本記事では、Pythonで疑似乱数生成器を実装し、その性能を評価します。また、Pythonには他にどのようなランダム数値生成の方法があるのかも紹介します。
疑似乱数生成器の実装
疑似乱数生成器は、数列を生成することでランダムな数値を模倣します。そのため、初期値を決めることが必要です。Pythonの標準ライブラリには、この初期値を設定するためのseed関数が用意されています。
import random
random.seed(1234)
これで、疑似乱数生成器が初期化されました。次に、ランダムな数値を生成するにはrandint関数を使います。
x = random.randint(1, 10)
print(x)
ここでは、1から10までの整数をランダムに生成しています。このようにして、Pythonの疑似乱数生成器を簡単に使うことができます。
線形合同法
Pythonの標準ライブラリの疑似乱数生成器は、線形合同法を用いて実装されています。線形合同法は以下の式で表されます。
X_{n+1} = (aX_n + c) mod m
ここで、X_nはn番目の乱数、a、c、mは定数です。この式を繰り返し適用することで、乱数列を生成します。
Pythonの疑似乱数生成器では、a、c、mは以下の値が使われています。
a = 1103515245
c = 12345
m = 2**31
性能の評価
疑似乱数生成器の性能は、生成された乱数列がどの程度ランダムであるかに依存します。Pythonの疑似乱数生成器は、理論的には十分ランダムな数列を生成できるように設計されていますが、実際には偏りがあることが知られています。
そこで、Pythonの疑 似乱数生成器の性能を評価するために、統計的検定を行います。具体的には、乱数列の周期、均等性、独立性を検証します。
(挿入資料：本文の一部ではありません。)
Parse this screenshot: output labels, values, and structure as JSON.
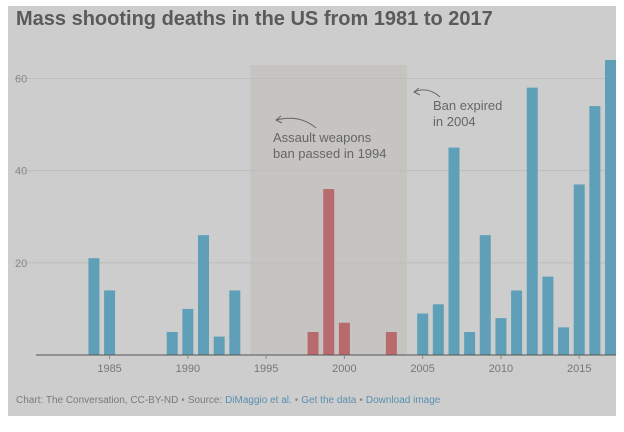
{
  "colors": {
    "background": "#cdcdcd",
    "ban_band": "#c6c4c1",
    "bar_default": "#5fa0b8",
    "bar_ban": "#b86b6e",
    "gridline": "#bdbdbd",
    "axis": "#555555",
    "text": "#666666"
  },
  "chart_data": {
    "type": "bar",
    "title": "Mass shooting deaths in the US from 1981 to 2017",
    "xlabel": "",
    "ylabel": "",
    "ylim": [
      0,
      64
    ],
    "yticks": [
      20,
      40,
      60
    ],
    "xticks": [
      1985,
      1990,
      1995,
      2000,
      2005,
      2010,
      2015
    ],
    "grid": true,
    "ban_period": [
      1994,
      2004
    ],
    "series": [
      {
        "x": [
          1984,
          1985,
          1989,
          1990,
          1991,
          1992,
          1993,
          1998,
          1999,
          2000,
          2003,
          2005,
          2006,
          2007,
          2008,
          2009,
          2010,
          2011,
          2012,
          2013,
          2014,
          2015,
          2016,
          2017
        ],
        "values": [
          21,
          14,
          5,
          10,
          26,
          4,
          14,
          5,
          36,
          7,
          5,
          9,
          11,
          45,
          5,
          26,
          8,
          14,
          58,
          17,
          6,
          37,
          54,
          64
        ],
        "color_group": [
          "default",
          "default",
          "default",
          "default",
          "default",
          "default",
          "default",
          "ban",
          "ban",
          "ban",
          "ban",
          "default",
          "default",
          "default",
          "default",
          "default",
          "default",
          "default",
          "default",
          "default",
          "default",
          "default",
          "default",
          "default"
        ]
      }
    ],
    "annotations": [
      {
        "id": "ban-passed",
        "lines": [
          "Assault weapons",
          "ban passed in 1994"
        ]
      },
      {
        "id": "ban-expired",
        "lines": [
          "Ban expired",
          "in 2004"
        ]
      }
    ]
  },
  "footer": {
    "credit": "Chart: The Conversation, CC-BY-ND",
    "source_prefix": "Source:",
    "source_link": "DiMaggio et al.",
    "get_data": "Get the data",
    "download": "Download image",
    "separator": "•"
  }
}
周期は、同じ数列が繰り返し現れるまでに生成される乱数の数です。Pythonの疑似乱数生成器の周期は、mとcが互いに素である場合、約mです。すなわち、2**31程度の数列を生成することができます。
均等性は、生成された乱数が一様分布に従っているかどうかを検証する指標です。Pythonの疑似乱数生成器は、randint関数によって生成される乱数が一様分布に従うように設計されているため、この点は問題ありません。
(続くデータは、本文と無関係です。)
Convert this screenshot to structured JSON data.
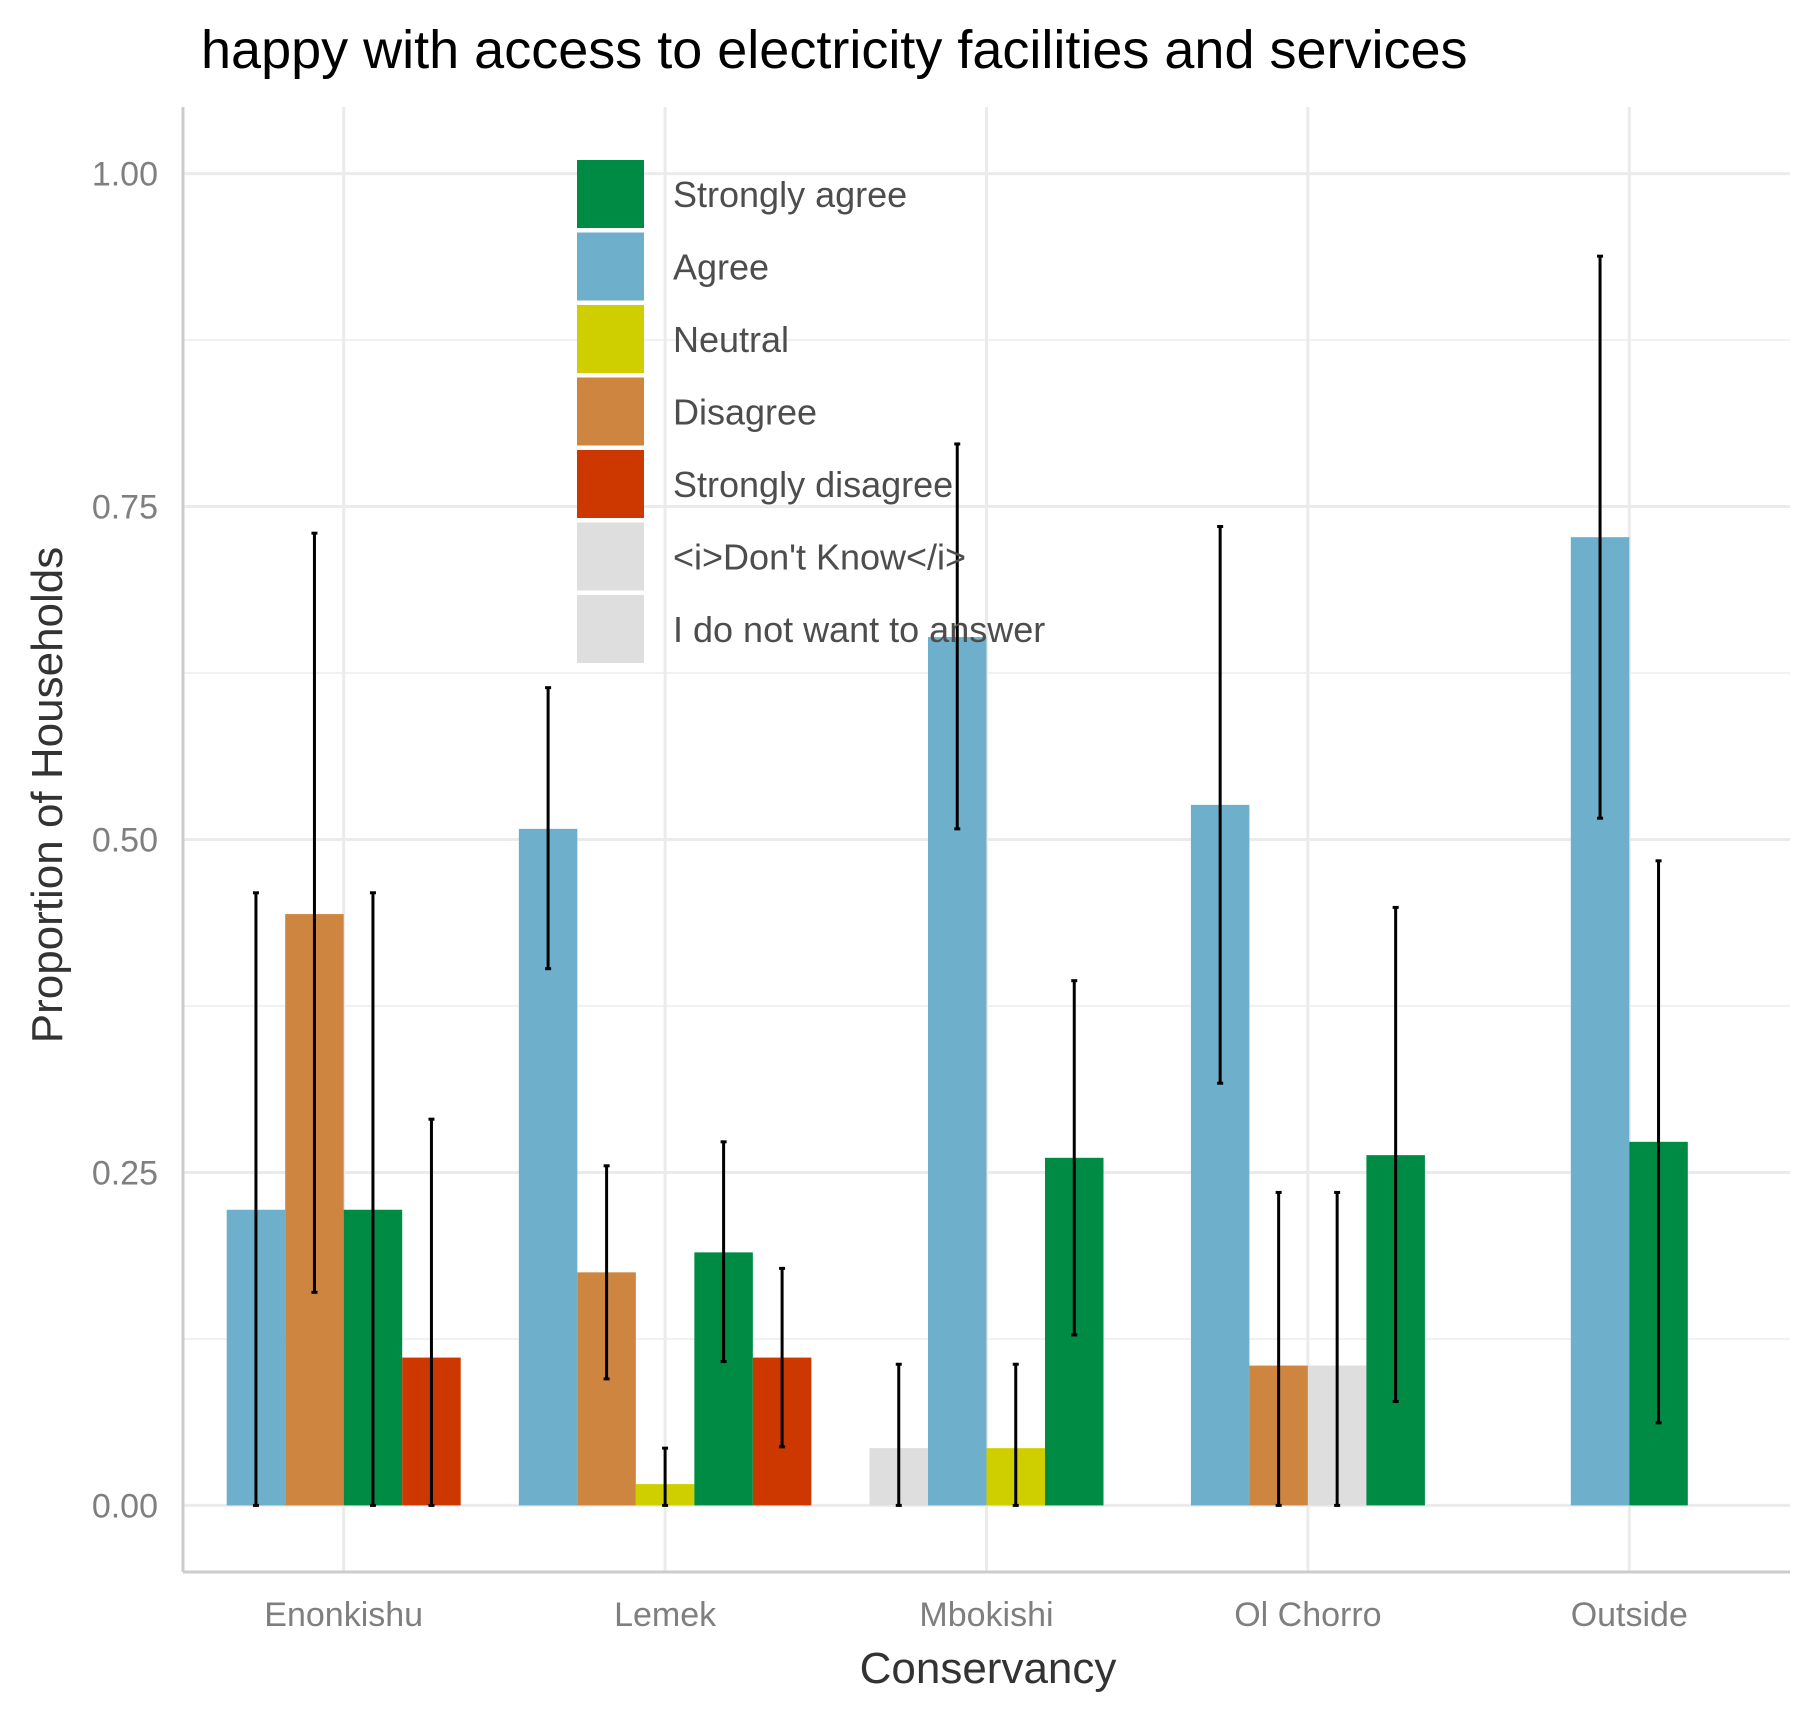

独立性は、生成された乱数が互いに独立であるかどうかを検証する指標です。Pythonの疑似乱数生成器は、前の乱数から次の乱数を生成するため、一定の相関が生じることがあります。しかし、この相関は非常に弱く、一般的な用途では問題になりません。
その他のランダム数値生成方法
Pythonには、疑似乱数生成器以外にも、様々なランダム数値生成方法が用意されています。例えば、randomモジュールには、以下のような関数があります。
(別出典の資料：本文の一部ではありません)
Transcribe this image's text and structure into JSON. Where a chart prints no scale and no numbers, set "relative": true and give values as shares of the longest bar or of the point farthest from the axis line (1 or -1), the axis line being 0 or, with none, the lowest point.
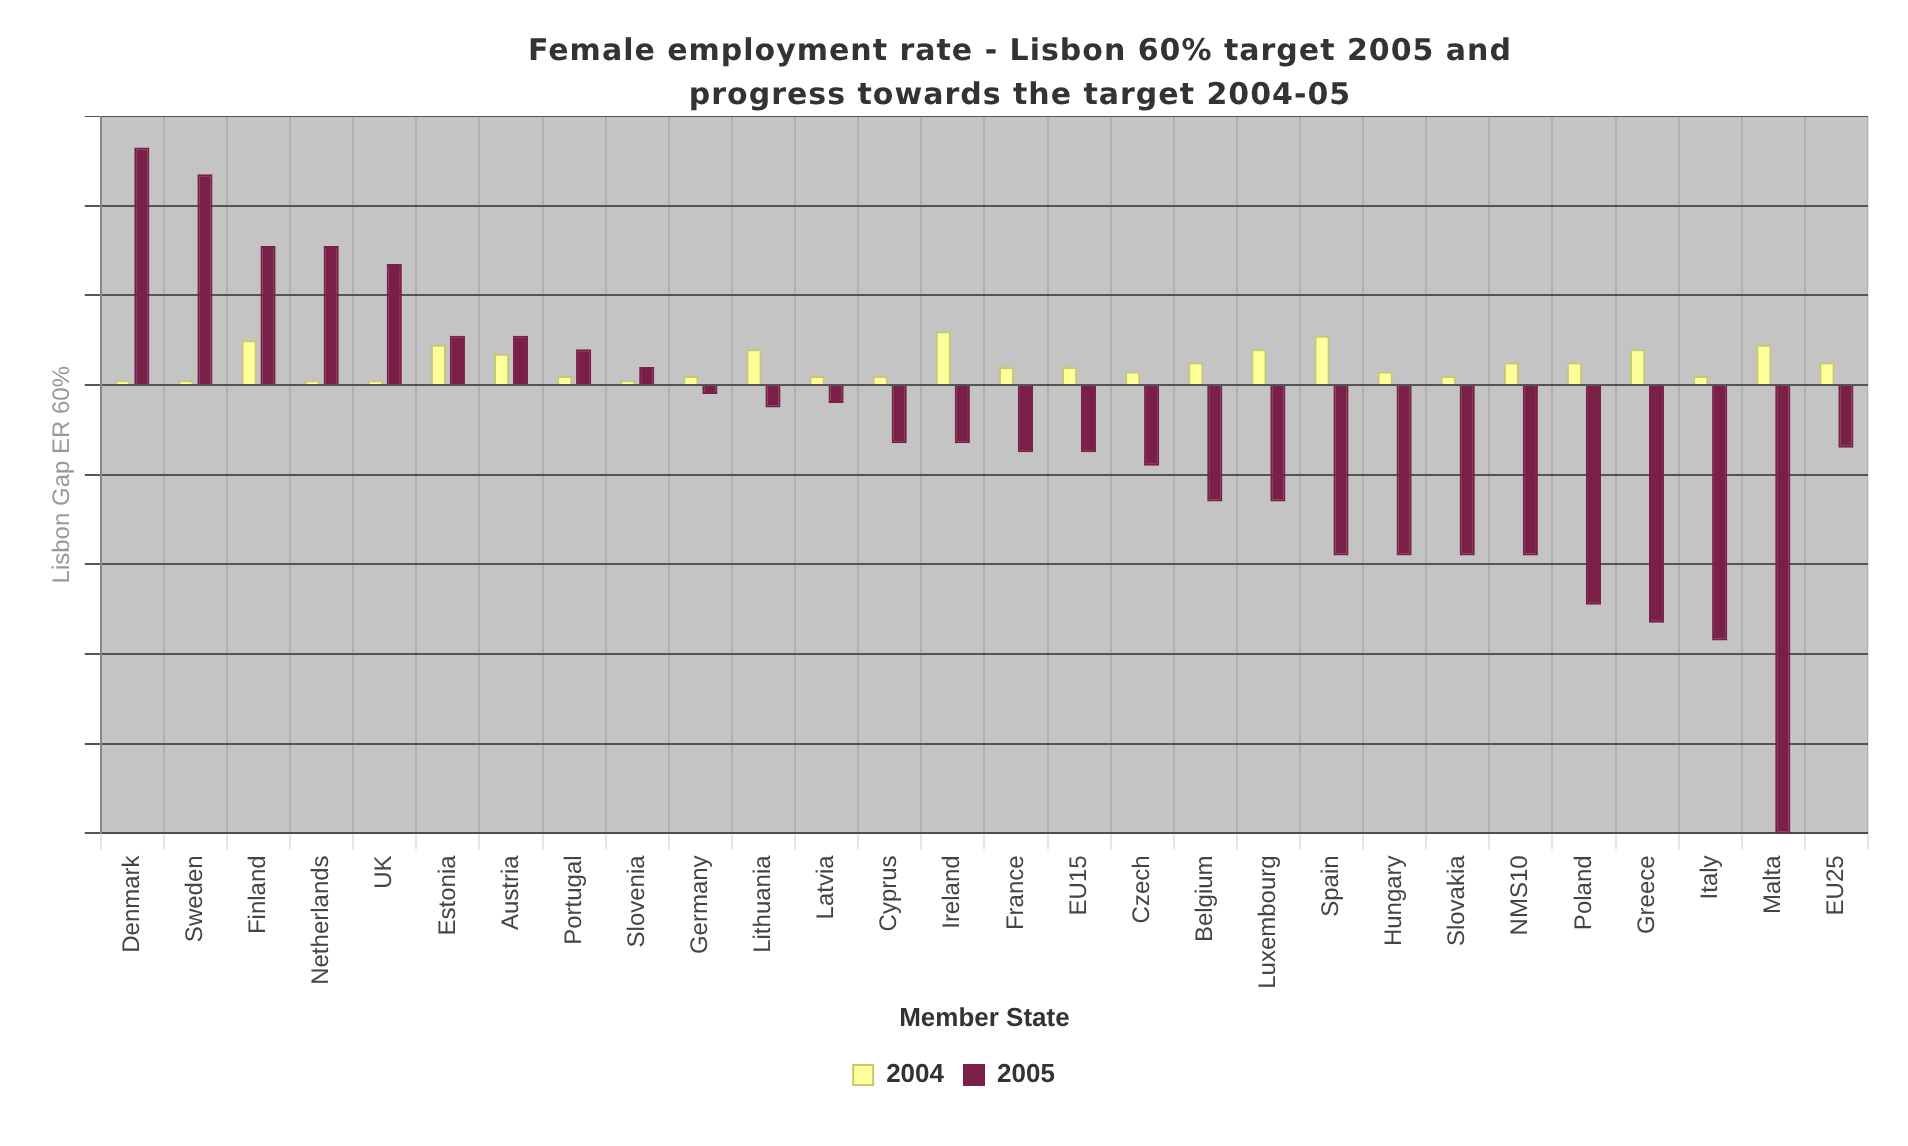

random.random(): 0から1までの一様乱数を生成するrandom.uniform(a, b):aからbまでの一様乱数を生成するrandom.gauss(mu, sigma): 平均mu、標準偏差sigmaの正規分布に従う乱数を生成する
これらの関数を組み合わせることで、様々な分布に従うランダム数値を生成することができます。
まとめ
Pythonの疑似乱数生成器は、線形合同法を用いて実装されています。このアルゴリズムは非常に高速で、数値計算の分野ではよく使われています。性能の評価では、周期、均等性、独立性を検証しました。また、Pythonには他にも様々なランダム数値生成方法が用意されていることも紹介しました。